Elementary-aged learners are curious and imaginative. As they rapidly develop a worldview and a sense of understanding, they function as keen observers (think about the pesky younger sibling who is constantly asking “why?”). Young students often gravitate towards stories as a means of understanding, rather than facts or figures. They want to hear stories, and they want to tell stories. As a storytelling medium, filmmaking is well-suited art form, and film projects can be used to help students learn both how stories are told and how to tell a story, either original or existing, in new and different ways.
Middle School students are, quite literally, in the middle of childhood and early adulthood. It’s during this time that unique points of view, personal tastes, judgments and critiques are beginning to solidify. Giving students a chance to explore, capture and record something that is of immediate importance to their own lives allows them to express this emerging point of view in a powerful way. Young people at this age also tend to look to their friends and peer group as a key factor in their definition of self—how do they fit in, or not?

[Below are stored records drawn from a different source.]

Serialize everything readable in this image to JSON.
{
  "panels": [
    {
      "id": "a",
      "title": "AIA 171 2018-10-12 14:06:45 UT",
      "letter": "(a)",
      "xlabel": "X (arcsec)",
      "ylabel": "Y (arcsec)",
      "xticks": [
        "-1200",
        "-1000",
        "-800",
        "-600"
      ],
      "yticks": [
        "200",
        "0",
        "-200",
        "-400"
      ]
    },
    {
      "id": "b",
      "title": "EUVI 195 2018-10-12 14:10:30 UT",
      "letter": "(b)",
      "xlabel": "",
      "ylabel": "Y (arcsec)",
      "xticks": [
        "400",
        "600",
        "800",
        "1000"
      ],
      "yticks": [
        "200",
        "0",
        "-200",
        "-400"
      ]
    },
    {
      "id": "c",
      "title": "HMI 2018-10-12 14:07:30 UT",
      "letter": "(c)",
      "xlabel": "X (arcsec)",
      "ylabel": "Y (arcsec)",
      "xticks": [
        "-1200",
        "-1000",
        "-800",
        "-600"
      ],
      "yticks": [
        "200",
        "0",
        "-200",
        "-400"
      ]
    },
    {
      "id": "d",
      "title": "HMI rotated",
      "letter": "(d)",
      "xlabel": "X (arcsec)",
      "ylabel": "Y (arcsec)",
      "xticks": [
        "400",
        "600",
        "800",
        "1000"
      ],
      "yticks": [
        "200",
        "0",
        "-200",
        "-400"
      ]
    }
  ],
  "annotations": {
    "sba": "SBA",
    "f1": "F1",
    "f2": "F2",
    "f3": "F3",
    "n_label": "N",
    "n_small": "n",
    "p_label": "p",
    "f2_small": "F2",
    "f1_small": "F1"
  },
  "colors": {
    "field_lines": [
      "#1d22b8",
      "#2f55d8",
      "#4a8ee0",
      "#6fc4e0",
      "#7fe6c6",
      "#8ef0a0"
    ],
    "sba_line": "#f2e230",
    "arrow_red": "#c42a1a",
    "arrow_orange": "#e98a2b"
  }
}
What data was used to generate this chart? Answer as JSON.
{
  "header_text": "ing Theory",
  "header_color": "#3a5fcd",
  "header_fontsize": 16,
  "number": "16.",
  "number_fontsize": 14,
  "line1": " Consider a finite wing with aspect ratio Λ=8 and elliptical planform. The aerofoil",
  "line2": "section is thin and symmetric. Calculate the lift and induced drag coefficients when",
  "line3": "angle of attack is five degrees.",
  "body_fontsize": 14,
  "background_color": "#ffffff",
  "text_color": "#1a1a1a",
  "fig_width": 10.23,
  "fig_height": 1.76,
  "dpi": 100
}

The collaborative nature of media production takes advantage of this hyper-social phase and allows young people an opportunity to work together in a meaningful and productive way.
High School learners have a great deal of independence, which allows for deeper exploration and creativity in media projects. They are capable of moving beyond the phase of replicating other media works and can add their own unique twist or take to an idea or story. They are able to engage with more complex topics and, in fact, may become most invested in projects with a degree of controversy as they establish their own stances on real-world issues. High school students are much closer to the adult realities of college and career, and media work can take on meaning beyond the classroom, giving students a chance to consider real-world opportunities in the field.